David Cronenberg’s Eastern Promises is a straighter version of Inland Empire, which isn’t to say that it isn’t totally queer. The film is the story of a woman in trouble: Anna Khitrova (Naomi Watts), a London midwife who becomes obsessed with finding the family of a 14-year-old sex worker who dies after delivering a child under her watch. The anonymous dead girl’s diary, written in Russian, provides the film with its heavy-handed narration and brings Anna in contact with Semyon (Armin Mueller-Stahl), an old-school don who commandeers the Vory V Zakone criminal faction out of his Trans-Siberian restaurant, his son Kirill (Vincent Cassel), and their mysterious driver Nikolai (Viggo Mortensen).
The story is clear-cut, which is something of a bummer after the heady, one-two punch of Spider and A History of Violence, both triumphs of layering and density, but Cronenberg’s exquisite framing provides the film with arresting psychological dimensions. Only Roman Polanski can better frame the world along diagonal lines, but Cronenberg’s images are more insinuating, leaving one feeling wary of what may be bubbling beneath the surface of things.
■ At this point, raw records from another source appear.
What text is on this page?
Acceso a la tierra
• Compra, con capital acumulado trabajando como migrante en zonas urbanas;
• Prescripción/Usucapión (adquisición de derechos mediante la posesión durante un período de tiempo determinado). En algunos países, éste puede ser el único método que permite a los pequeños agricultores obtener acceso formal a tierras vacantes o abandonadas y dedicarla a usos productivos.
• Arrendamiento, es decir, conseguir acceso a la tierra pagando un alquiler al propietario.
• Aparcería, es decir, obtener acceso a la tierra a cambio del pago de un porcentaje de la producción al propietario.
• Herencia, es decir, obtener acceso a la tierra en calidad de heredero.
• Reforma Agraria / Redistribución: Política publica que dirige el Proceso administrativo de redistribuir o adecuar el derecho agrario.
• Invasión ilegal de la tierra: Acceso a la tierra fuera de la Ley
Way before Semyon learns that Kirill is being ridiculed by his enemies for possibly being gay, Cronenberg has already amped up the homoerotic tension: in Kirill insisting on watching Nikolai have sex with a prostitute from behind, as well as in Nikolai’s balls-out escape from the grip of two goons inside a Turkish bath. The film’s Russians are not conceived beyond vodka-guzzling stereotypes, and Steven Knight’s screenplay, much in the spirit of the atrocious Dirty Pretty Things, essentially transforms the nightmare of thwarted immigrant dreams into a tawdry sex expo, but Cronenberg’s contemplation of codes of masculine honor by anxiously putting the male body on the line is deliciously transgressive.